The Daily Gamecock

Comedians shouldn’t tailor jokes to audience taste



Successful performers can be offensive, funny at same time



Offensive humor has been a major trend in pop culture over the past year or so. Comedians and entertainers have been grabbing headlines for their outlandishly derogatory remarks. In spite of all of this, they have continued to perform, and people have continued to enjoy their jokes. Humorists have seemed to be taking the old phrase “All press is good press” to heart. It is nothing new for comedians to tell jokes regarding taboo subjects, but in a time where political correctness seems to be of supreme importance, they’re starting to be criticized for it.

Popular comedians are making a living out of pushing the thin line of clever and crude. On Feb. 19, comedian Anthony Jeselnik’s show “The Jeselnik Offensive” premiered on Comedy Central. The premise of the show, in a similar style to Jeselnik’s stand-up, is to poke fun at sensitive topics. Through the studio audience’s groans, Jeselnik makes fun of topics ranging from Christopher Dorner to the Virginia Tech killer’s fashion sense. When popular comedian Daniel Tosh told rape jokes during a set, the public was outraged, saying he should not make light of such a terrible incident. During the show, a woman in the crowd insisted on telling Tosh he should not make the joke.

In another recent example of tasteless humor, the popular satirical news organization The Onion came under fire when they called 9-year-old Academy Award nominee Quvenzhane Wallis the c-word. After a great amount of negative feedback, The Onion deleted the tweet. There was so much backlash from the tweet because they have a reputation for biting satire and when they came out with a lame tweet for shock value, everyone was more disappointed than shocked. The Onion quickly released a statement expressing regret for the tweet.

Many comedians have been walking this thin line for years now, and some have succeeded more than others. South Park has won the approval of fans and critics despite episodes on touchy topics. South Park can get away with this humor because it does not bombard viewers with the issue. Their secret to success is making the offensive topic the back story and focusing instead on the clever lines of dialogue and the impeccable timing in the show.
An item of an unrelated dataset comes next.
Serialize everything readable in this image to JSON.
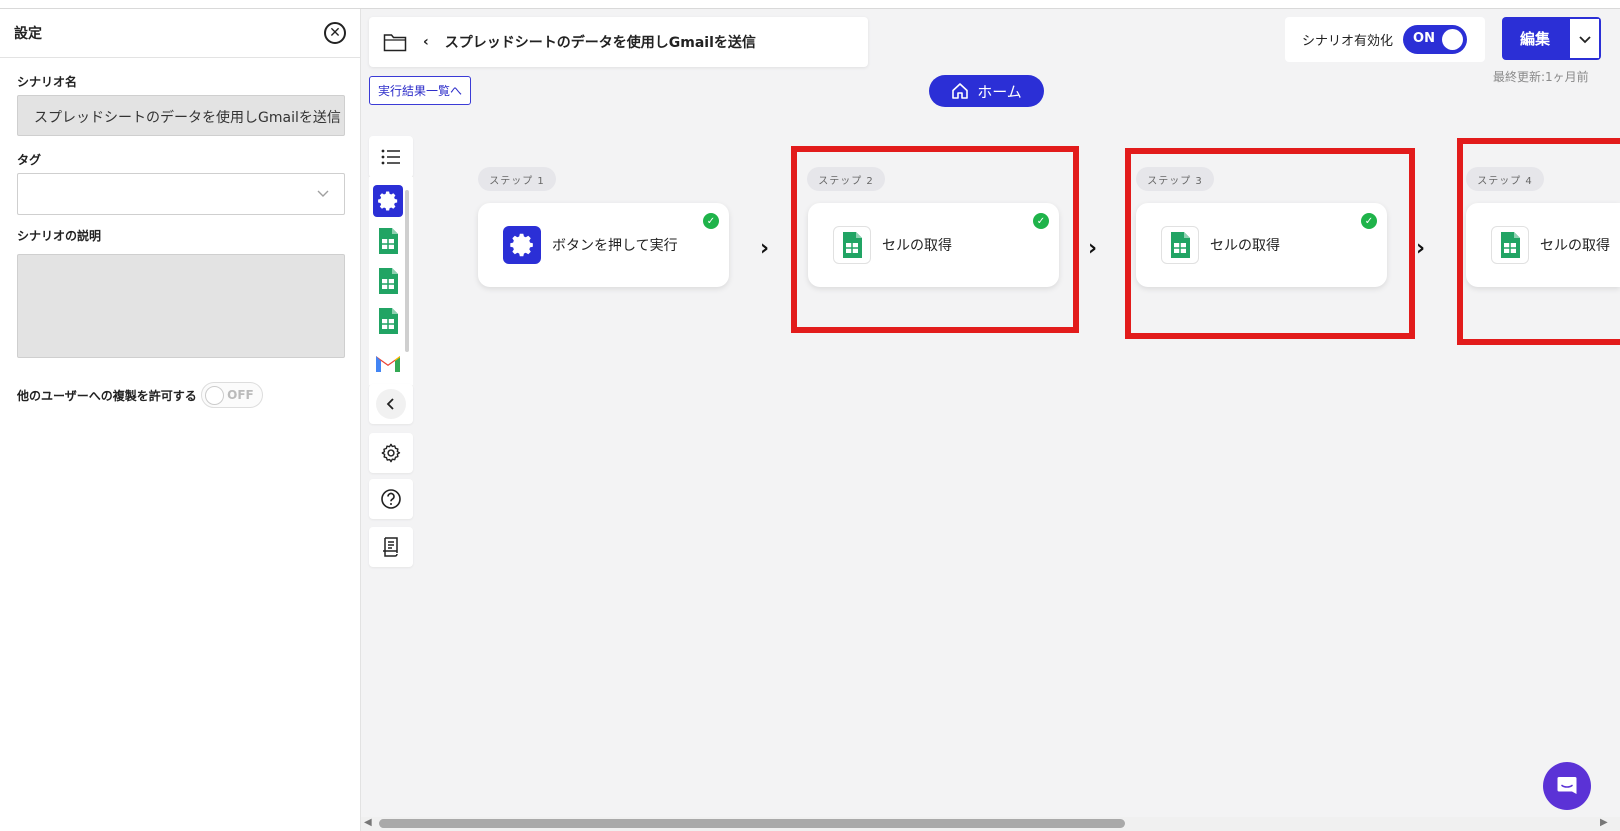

Despite what the public or sensationalist media wants, comedians will continue to push boundaries. As long as they go about this in a smart way, the public has no right to be upset. By giving them your attention, you are signing an agreement to hear whatever they think is funny, whether you agree with it or not. If viewers don’t appreciate the crude comedy shows of Daniel Tosh or other related performers, the best way to express disapproval is to just not watch it at all.